I’m a girl who knows what it’s like to be led around by my feelings. Prior to getting married, I came to grips with the fact that I struggled (hard) with anxiety and had for all of my life. I pursued therapy, talked with friends, and started processing the sorts of things that lead to fear dominating my life. It was the beginning of my healing journey, and it has been a transformative experience. However, for a long while, I went through a pattern where I would make significant progress. I could cope with the anxiety. I was learning the skills to navigate it and to center myself in the truth. Suddenly, out of nowhere I would hit a day where my anxiety seemed uncontrollable. Some of those days I felt depressed. Some days I cried with little provocation. Some I felt extremely irritated. At these times, nothing seemed to help, and I would feel ashamed of myself for allowing my emotions to take control once more. Eventually, I started to track these moments and for the first time, I realized that these emotional breakdowns occurred in a familiar pattern every month. I realized that a physical women’s issue was having emotional repercussions for my life. My hormones were taking me for a ride.

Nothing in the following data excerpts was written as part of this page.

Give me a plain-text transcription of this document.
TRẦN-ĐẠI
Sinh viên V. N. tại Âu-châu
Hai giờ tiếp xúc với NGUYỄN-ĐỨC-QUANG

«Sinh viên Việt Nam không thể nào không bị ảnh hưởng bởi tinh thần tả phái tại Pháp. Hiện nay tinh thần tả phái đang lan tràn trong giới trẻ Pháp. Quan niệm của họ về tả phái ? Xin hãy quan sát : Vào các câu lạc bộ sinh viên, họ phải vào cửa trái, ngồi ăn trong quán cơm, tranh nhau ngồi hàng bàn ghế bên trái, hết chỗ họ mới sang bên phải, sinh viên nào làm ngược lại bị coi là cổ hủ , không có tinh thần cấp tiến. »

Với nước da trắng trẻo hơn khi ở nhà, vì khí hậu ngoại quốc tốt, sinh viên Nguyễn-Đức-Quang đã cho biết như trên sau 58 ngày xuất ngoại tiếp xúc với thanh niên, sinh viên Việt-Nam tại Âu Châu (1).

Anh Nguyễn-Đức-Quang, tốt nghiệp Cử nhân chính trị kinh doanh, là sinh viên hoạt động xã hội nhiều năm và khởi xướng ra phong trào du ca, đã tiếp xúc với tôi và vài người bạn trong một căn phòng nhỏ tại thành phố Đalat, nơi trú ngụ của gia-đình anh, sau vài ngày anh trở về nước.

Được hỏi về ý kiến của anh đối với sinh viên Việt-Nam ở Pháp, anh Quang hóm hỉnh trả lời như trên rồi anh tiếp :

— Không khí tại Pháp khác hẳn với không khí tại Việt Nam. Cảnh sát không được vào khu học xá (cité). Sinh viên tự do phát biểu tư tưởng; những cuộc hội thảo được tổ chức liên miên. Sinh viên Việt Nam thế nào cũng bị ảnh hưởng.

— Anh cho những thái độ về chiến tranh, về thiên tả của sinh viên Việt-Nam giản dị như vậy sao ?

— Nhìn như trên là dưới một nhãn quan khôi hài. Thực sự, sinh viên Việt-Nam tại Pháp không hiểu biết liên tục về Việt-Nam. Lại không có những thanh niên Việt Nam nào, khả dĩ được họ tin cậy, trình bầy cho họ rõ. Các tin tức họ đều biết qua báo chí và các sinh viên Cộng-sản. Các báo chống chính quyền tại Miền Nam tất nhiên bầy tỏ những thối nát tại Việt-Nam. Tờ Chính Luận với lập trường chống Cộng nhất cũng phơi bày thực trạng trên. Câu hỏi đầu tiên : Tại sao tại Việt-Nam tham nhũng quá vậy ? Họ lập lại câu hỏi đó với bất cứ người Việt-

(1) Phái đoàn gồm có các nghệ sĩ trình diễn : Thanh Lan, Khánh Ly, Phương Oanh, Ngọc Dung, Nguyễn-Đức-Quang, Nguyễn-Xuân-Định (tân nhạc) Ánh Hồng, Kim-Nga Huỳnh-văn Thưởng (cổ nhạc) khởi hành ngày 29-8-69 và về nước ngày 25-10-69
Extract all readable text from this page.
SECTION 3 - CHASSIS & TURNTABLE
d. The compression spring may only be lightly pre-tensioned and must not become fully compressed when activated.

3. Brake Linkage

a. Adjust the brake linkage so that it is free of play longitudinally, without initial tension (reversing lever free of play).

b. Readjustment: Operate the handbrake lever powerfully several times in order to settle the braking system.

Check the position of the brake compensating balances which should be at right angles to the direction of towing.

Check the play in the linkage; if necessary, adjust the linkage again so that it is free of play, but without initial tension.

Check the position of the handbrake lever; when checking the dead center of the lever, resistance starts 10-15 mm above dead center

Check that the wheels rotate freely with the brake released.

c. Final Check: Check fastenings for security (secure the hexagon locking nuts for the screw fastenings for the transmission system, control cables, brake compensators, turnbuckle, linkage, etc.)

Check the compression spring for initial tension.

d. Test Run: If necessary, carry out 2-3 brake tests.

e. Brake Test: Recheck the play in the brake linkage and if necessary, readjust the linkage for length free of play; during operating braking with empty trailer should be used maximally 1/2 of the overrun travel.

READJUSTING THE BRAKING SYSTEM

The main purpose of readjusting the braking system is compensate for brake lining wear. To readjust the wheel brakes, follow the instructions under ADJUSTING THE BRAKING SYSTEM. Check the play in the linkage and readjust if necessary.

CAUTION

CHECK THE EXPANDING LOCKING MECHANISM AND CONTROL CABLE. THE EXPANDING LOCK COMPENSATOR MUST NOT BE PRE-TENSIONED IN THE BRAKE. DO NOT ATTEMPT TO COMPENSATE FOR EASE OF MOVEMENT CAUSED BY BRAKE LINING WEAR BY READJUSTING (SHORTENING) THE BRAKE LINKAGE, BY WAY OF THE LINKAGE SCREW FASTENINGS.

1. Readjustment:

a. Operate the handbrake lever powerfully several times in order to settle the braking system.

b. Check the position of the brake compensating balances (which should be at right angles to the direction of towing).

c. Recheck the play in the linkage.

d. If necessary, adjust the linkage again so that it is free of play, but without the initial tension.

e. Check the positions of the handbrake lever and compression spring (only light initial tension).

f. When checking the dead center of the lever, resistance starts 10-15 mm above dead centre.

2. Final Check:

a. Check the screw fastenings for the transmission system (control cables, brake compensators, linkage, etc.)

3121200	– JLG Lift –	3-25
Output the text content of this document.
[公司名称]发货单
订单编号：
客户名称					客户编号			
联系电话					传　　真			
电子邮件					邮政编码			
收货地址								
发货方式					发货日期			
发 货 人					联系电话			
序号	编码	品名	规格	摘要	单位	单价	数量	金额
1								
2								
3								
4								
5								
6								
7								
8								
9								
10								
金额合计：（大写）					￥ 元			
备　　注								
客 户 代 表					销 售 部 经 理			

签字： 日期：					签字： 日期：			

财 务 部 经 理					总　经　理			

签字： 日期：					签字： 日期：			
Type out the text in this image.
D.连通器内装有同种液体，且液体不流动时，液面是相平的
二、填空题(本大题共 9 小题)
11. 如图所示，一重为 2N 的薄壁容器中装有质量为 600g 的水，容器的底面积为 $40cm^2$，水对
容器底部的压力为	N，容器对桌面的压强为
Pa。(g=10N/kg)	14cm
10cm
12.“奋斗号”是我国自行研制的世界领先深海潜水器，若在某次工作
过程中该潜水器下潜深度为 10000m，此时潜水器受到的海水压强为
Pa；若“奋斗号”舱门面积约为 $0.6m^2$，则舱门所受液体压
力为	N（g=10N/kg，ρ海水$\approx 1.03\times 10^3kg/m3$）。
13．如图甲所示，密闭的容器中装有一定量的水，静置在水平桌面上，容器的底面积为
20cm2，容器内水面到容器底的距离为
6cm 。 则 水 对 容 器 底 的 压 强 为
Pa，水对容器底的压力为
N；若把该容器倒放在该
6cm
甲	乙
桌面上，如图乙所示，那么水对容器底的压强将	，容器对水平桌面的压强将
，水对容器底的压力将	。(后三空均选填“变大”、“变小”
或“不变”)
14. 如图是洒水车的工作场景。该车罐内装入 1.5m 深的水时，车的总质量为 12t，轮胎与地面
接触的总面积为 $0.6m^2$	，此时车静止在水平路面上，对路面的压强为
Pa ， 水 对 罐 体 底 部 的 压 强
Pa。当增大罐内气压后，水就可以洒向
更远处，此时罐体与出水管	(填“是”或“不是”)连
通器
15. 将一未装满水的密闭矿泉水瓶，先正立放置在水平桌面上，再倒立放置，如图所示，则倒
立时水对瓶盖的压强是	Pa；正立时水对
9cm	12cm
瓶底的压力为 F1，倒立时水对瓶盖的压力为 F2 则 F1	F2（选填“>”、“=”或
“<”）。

That one simple revelation helped me to achieve breakthrough. I still dealt with those emotions, and I still hit rough days, but I had identified the root of it. I could label it. I knew what “it” was, and no longer did I see “it” as something that defined me. I knew it would eventually pass. When I realized what was going on, I didn’t think of it as that big of a deal. I didn’t invest as much energy or attention worrying about it. I started giving myself extra grace.
These experiences helped me to discover the power of affirmations in a renewed way. I was aware of the fact that my feelings lied to be BIG TIME. And I started learning to call out the lies and to speak truth over myself. I learned to keep moving forward in spite of my feelings, because despite the fact that everything could feel so wrong and my mind could be firing off telling me all the things I should be worried about, I finally knew within my heart that in a day or two I would feel better. And I learned to find rest in that truth.
We don’t all struggle with the types of issues I have had to deal with in my life, but we all know what it’s like to let our feelings be in the driver’s seat of our life. Don’t let your feelings dictate your day. You tell your feelings what kind of day you choose to have. Call out and expose any lie from the enemy that would try to make you think you’re less than or not good enough. Declare God’s promises and truth over your life. Don’t allow your feelings to hold you hostage. Allow the truth of what God says about you to release you into the freedom to enjoy your life.